The friction between open source and commercial API-based distribution
The debate between open source and API-based distribution of foundation models is reminiscent of the iOS vs. Android debate. Commercial API models like GPT-4, LaMDA, and Claude are contrasted with open source models like Dolly 2 and Stable Diffusion. The rationale for this debate extends beyond the commercial model and encompasses concerns such as:
- Fairness and accessibility: Does open source distribution promote greater access to cutting-edge AI technologies for a broader range of stakeholders?
- Safety concerns: How do open source and commercial API-based distribution models address the potential risks associated with the misuse of powerful AI technologies?
The interplay between size and distribution models
Interestingly, the frictions between size and distribution models have given rise to two distinct camps. Vendors favoring large models also tend to rely on commercial API-based distribution, while open source models are often relatively smaller. Major players in these two camps include:
- Large models/commercial API-based distribution: OpenAI, Anthropic, Microsoft, Google
- Small models/open-source distribution: Databricks, Stability AI, Meta (formerly Facebook)
The future of foundation models
The philosophical frictions explored in this blog post are likely to evolve over time as new technologies and distribution models emerge.
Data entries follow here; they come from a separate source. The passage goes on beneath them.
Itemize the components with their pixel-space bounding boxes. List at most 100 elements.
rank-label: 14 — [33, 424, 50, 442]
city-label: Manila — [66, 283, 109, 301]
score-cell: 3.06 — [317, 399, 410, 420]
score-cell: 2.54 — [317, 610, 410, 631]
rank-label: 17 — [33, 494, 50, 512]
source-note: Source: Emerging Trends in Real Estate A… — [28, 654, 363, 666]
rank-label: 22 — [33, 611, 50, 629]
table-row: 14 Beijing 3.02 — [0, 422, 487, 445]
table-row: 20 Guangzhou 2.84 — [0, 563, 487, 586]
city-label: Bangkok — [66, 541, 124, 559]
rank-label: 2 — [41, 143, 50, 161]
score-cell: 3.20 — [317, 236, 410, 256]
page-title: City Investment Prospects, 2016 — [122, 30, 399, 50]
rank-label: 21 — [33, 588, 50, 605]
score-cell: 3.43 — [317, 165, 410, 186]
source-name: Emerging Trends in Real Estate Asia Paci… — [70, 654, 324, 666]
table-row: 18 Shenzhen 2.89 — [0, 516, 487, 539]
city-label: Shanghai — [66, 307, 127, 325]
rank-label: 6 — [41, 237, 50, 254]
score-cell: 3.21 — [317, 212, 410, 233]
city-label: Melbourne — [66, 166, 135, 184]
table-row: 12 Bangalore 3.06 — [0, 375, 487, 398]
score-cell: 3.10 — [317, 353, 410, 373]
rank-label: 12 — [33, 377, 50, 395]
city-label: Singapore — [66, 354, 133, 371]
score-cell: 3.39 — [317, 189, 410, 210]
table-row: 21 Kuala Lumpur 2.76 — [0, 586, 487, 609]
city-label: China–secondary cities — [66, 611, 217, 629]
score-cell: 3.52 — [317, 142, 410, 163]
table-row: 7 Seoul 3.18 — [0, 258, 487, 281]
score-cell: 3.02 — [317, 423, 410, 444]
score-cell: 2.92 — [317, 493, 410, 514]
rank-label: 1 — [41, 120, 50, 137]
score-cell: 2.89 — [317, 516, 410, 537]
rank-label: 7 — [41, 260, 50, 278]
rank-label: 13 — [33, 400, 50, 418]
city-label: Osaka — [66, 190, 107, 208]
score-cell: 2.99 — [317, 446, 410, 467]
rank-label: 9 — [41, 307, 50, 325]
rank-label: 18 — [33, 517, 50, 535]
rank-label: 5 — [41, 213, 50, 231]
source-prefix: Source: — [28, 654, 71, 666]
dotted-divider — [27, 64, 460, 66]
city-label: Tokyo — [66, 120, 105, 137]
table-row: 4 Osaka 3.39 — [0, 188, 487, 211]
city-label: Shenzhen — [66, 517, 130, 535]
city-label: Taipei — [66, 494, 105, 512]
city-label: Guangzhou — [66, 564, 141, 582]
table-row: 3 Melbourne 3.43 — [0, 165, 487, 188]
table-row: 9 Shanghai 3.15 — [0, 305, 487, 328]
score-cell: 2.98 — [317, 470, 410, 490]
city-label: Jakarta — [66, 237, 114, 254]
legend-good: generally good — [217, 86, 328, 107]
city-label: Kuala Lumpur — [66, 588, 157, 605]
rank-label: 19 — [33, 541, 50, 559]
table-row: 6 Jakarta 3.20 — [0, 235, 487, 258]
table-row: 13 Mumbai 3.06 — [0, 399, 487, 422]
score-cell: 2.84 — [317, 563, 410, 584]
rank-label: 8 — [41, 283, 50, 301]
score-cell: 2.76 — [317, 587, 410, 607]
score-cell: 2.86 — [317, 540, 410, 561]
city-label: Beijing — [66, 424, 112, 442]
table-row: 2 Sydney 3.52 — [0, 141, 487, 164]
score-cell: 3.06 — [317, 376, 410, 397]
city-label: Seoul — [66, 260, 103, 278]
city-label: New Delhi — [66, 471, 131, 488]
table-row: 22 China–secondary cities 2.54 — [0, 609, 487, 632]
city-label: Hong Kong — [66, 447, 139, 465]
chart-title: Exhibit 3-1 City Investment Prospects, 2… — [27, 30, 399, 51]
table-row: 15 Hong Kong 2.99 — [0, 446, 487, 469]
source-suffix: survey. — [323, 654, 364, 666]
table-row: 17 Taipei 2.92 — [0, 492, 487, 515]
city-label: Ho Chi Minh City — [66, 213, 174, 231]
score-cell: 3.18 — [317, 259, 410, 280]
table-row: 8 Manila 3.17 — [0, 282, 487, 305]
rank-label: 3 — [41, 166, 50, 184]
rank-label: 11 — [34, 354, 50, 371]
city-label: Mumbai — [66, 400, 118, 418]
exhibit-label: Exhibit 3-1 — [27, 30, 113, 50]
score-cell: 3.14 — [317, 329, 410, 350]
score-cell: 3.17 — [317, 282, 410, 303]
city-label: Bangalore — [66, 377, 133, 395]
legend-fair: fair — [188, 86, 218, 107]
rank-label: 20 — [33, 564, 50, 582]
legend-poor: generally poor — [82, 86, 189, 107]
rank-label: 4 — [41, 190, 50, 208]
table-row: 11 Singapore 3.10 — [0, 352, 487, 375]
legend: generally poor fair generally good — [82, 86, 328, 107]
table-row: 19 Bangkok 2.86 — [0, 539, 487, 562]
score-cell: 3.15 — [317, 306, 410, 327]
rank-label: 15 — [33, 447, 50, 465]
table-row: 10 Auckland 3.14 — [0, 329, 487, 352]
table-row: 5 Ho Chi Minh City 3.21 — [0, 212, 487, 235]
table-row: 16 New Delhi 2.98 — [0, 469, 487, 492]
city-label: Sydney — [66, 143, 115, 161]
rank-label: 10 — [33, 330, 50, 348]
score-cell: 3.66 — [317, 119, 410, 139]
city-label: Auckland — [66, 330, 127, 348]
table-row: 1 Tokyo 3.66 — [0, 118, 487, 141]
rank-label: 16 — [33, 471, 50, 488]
We may soon see open source distributions of large models or smaller models available exclusively via APIs. It is important to remember that generative AI is unlike any other market, and these frictions will continue to shape the development, distribution, and adoption of foundation models in unique and potentially unexpected ways.
The frictions between large and small models, and open source and commercial API-based distribution, are shaping the development and adoption of foundation models within the industry. Understanding the implications of these frictions, their interplay, and their potential impact on future models is essential for stakeholders to navigate the rapidly evolving landscape of generative AI technologies. As the market matures, it will be crucial for researchers, developers, and organizations to monitor these philosophical frictions and adapt their strategies accordingly.